ぼく、いってくる! マチュー・モデ作 ふしみみさを訳 出版 光村教育図書
「よーし、きめた!ぼく、いってくる!」と出かけることを決心した小鳥のぼく。
それを聞いたママは「寒いといけないから」とセーターを着せ、パパは「暗くなるといけないから」と懐中電灯を渡し、お腹がすくといけないから、雨が降るといけないから、暑くなるかもしれないからと、クッキーやら、傘やら、帽子やら、本やら、ラジオやら、心配したみんなにいろんなものを手渡されたものを抱えたままで、小さなぼくがやっと到着したのは・・・
とっても優しいお話なのに、オチもしっかりあります。子供向けのふわっとした優しいお話だと思って油断してたら、ちゃんとオチがあって、おおっ!と思いました笑
実は、翻訳の絵本というのはあまり好きじゃありません。
名作といわれるものはそもそも古いので翻訳の感じが古いのが苦手、比較的新しいものも、なんとなくそれを踏襲しているというか、「ああ、訳したんだろうな」というのが伝わってくる微妙な翻訳っぽさ。翻訳者も苦労していることだとは思うのですが・・・
でも、これくらいシンプルなものだと、そんなに意識しないで読めていいですね。
なんだか、とっても最近の日本の絵本って感じがしていたので、作者を見て外国の絵本だと知ってびっくりしました。

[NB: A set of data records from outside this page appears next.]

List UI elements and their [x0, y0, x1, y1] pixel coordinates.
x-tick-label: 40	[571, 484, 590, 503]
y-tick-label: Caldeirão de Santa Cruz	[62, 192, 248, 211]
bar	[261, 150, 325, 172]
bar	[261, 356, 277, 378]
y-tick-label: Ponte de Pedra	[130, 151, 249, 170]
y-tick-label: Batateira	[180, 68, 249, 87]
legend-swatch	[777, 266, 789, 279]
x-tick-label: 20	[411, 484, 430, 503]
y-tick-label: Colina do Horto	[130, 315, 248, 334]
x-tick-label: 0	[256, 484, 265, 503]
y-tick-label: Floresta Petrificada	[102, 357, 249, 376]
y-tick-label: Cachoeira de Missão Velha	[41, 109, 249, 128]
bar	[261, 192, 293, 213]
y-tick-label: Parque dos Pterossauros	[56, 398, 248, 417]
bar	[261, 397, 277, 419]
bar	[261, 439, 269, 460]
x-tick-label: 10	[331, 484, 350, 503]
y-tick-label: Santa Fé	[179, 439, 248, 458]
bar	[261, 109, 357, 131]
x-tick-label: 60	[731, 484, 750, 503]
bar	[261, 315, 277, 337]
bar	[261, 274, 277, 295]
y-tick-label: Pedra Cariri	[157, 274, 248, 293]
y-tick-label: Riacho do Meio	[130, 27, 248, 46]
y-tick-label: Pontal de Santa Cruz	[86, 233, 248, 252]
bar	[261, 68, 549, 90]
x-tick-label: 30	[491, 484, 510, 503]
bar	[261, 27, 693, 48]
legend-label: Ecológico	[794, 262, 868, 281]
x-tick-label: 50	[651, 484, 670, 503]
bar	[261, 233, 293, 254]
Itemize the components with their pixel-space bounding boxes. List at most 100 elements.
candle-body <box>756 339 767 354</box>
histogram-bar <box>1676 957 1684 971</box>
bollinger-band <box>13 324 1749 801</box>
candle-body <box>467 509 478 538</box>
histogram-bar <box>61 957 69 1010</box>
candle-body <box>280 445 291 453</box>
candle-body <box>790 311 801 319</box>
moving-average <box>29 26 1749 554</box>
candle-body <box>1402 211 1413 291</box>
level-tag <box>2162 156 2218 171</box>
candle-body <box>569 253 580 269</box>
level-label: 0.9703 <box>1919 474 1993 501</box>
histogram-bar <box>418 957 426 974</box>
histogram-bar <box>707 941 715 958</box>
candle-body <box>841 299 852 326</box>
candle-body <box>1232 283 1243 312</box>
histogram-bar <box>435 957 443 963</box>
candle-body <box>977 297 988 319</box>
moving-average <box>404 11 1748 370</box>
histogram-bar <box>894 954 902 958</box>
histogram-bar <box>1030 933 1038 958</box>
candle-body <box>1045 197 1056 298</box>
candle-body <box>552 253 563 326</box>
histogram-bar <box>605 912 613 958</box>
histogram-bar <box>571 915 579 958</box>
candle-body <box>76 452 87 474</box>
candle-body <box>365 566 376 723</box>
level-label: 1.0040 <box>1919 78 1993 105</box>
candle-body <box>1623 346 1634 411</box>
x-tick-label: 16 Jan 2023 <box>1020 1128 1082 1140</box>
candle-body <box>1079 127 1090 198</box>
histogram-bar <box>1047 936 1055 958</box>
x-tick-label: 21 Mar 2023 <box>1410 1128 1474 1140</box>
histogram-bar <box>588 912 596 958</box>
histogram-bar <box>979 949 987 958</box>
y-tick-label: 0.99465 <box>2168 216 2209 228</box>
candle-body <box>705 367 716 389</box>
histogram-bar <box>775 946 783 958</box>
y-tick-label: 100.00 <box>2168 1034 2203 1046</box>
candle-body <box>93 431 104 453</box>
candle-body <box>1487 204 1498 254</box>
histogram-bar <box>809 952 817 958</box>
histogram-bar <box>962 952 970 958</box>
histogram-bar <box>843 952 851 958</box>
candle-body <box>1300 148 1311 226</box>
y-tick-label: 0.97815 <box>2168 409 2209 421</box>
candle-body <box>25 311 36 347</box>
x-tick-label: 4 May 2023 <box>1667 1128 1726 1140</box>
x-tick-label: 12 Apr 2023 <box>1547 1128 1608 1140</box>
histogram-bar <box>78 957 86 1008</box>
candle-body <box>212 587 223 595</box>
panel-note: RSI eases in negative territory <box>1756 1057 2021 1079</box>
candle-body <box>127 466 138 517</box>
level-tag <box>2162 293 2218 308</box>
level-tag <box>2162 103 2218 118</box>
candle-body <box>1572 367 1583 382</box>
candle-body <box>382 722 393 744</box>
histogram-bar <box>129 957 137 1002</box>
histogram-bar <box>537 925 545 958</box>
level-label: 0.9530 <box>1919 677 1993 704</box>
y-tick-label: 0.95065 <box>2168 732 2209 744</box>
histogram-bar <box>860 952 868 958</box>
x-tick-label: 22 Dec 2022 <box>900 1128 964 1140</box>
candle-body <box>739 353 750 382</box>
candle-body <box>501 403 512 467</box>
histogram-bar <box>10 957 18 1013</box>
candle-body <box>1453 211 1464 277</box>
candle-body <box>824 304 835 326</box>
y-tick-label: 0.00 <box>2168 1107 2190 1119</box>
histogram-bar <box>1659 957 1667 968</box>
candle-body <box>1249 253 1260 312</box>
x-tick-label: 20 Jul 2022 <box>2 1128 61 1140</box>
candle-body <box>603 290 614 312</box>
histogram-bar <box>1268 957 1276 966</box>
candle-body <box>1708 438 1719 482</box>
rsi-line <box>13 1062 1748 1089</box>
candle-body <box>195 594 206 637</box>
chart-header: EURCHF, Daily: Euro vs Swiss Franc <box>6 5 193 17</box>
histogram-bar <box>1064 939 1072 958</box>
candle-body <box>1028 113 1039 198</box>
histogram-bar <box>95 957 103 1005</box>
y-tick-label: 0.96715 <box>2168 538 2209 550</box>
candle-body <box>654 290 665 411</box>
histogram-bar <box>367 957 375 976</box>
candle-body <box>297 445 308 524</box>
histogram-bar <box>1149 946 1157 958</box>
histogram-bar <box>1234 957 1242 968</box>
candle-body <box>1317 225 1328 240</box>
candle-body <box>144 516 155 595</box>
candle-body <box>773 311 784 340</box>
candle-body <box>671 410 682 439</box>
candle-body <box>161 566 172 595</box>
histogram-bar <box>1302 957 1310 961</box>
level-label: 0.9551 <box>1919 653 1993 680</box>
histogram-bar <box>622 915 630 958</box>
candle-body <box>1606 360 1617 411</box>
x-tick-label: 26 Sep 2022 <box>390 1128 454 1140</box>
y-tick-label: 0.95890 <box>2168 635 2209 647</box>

何を以て、僕が「最近の日本の絵本だな」と感じたのかと言うと、本のイラストの中の小ネタが仕込まれてるところ。
以前に紹介した、「うどん対ラーメン」には、うどんとラーメンが激しく戦う後ろでは、親子が遊んでいるシーンが何度もこっそり登場していて、最後のみんなで晩ごはんを食べているシーンでも、後ろで親子がご飯を食べています(書こうと思ってこのネタのことを触れるのを忘れていました)
そして「まないたにりょうりをあげないこと」でも、その後のシリーズには、前の作品の登場していたまないたや鍋が登場するという小ネタが仕込んであります。
「ぼく、いってくる!」でもこっそりとイラストに小ネタが隠されています。
よーく見ないとわからないのですが、小鳥のぼくが最後にやっと到着したところで、「アリ」が出てきます。

クッキーこぼすからアリが寄ってきたのかと思いきや・・・実は出発したときからアリは一緒についてきていて、どのページにもこっそり描かれています。むしろ表紙にまでこっそり登場しています。
こういう小ネタがあるので、なんだか最近の絵本に多いような書き込み方だなと思ったわけですが・・・
よく考えてみたら、海外からの流れが日本に影響してきた可能性も捨てきれません、本当のところはどうなんだろう?
でも、絵本においては、海外よりも国内のほうが発展してるように思うんだけどなぁ。
中国では、日本の絵本が爆売れしてるっていいますし(プレジデントオンラインのこの記事は大変おもしろかった)、なんとなくそんな気でいるんですが、誰か詳しい方ご存じないでしょうか? 知ってたら教えて下さい。